L’idée de « at’halta de’geulah » – qui signifie en araméen le début de la rédemption, avant la venue du Messie – est aussi ancienne que le sionisme religieux. Il a été développé par le rabbin Zvi Yehuda Kook et nourri après la guerre des Six Jours de 1967, qui, pour un nombre croissant de sionistes religieux, était un signe de la venue du Messie. À partir de là, le mouvement des colons s’est développé et a exercé une influence considérable sur les politiques des gouvernements de droite.
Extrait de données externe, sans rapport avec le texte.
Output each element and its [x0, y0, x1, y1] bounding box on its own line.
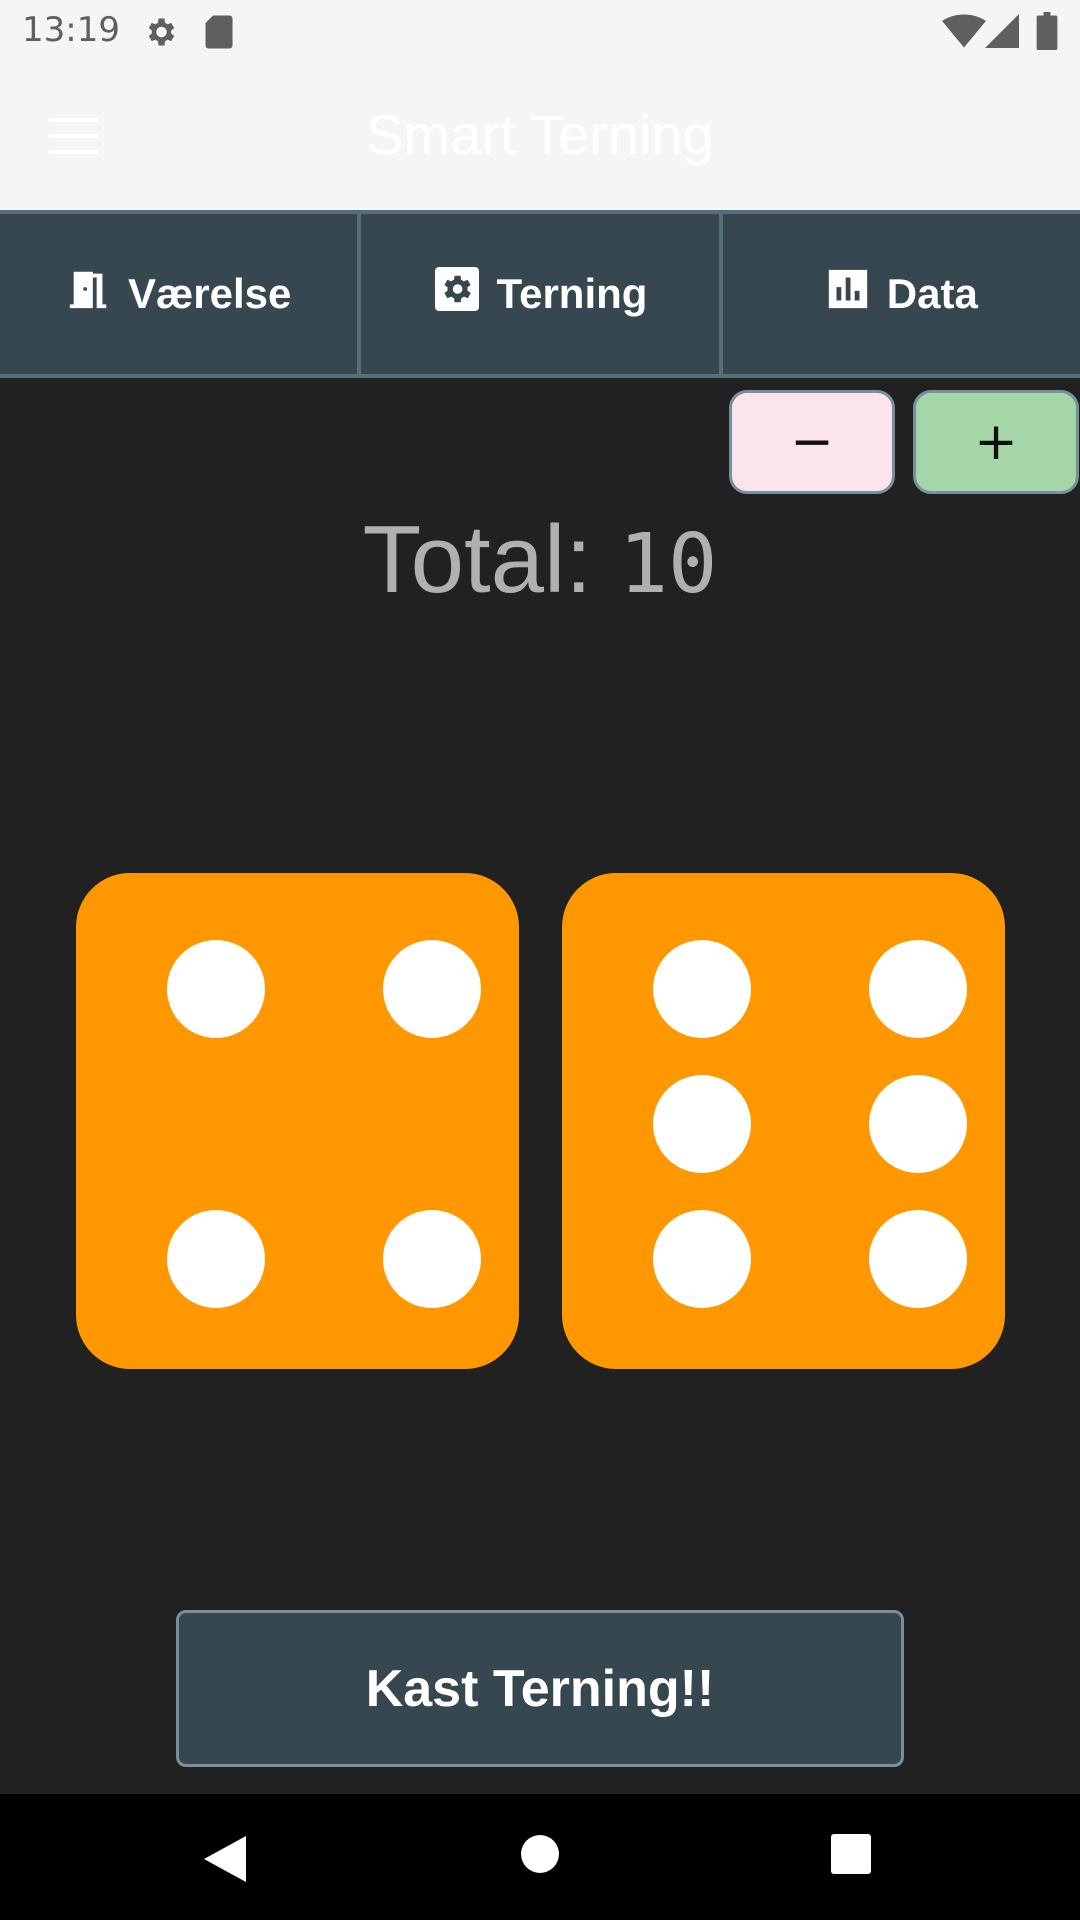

Les colons ont cherché à créer une réalité irréversible et ont conçu l’hypothèse que les Palestiniens y consentiraient ou s’enfuiraient. Le sionisme religieux a cherché à s’intégrer aux élites israéliennes, y parvenant en partie, et a acquis un certain pouvoir politique.

Un processus culturel, religieux et politique parallèle a vu les sionistes religieux devenir plus ultra-orthodoxes, tandis que la communauté ultra-orthodoxe, recluse et méfiante à l’égard de l’État, est devenue de plus en plus nationaliste, xénophobe et raciste.

C’était la coalition idéale dont Netanyahou avait besoin pour échapper à ses problèmes juridiques et au procès en cours pour corruption. Mais le coup d’État constitutionnel et le massacre du 7 octobre (et la guerre qui s’en est suivie) ayant révélé ses faiblesses et sa vulnérabilité, le bloc messianique estime qu’il doit affirmer son pouvoir autant que faire se peut.

Cent quinze jours après la mort de 1 200 Israéliens, dont certains ont été mutilés et violés, et alors que les soldats de Tsahal combattent à Gaza, une secte de fanatiques religieux a organisé un spectacle de foire avec des chants, des danses et des psalmodies. Alors, Monsieur le Président Biden, la prochaine fois que vous discuterez de « l’architecture de la sécurité au Proche-Orient » avec le Premier ministre israélien, gardez à l’esprit les scènes de dimanche. Elles n’étaient pas seulement messianiques. Il s’agissait de M. Netanyahou lui-même.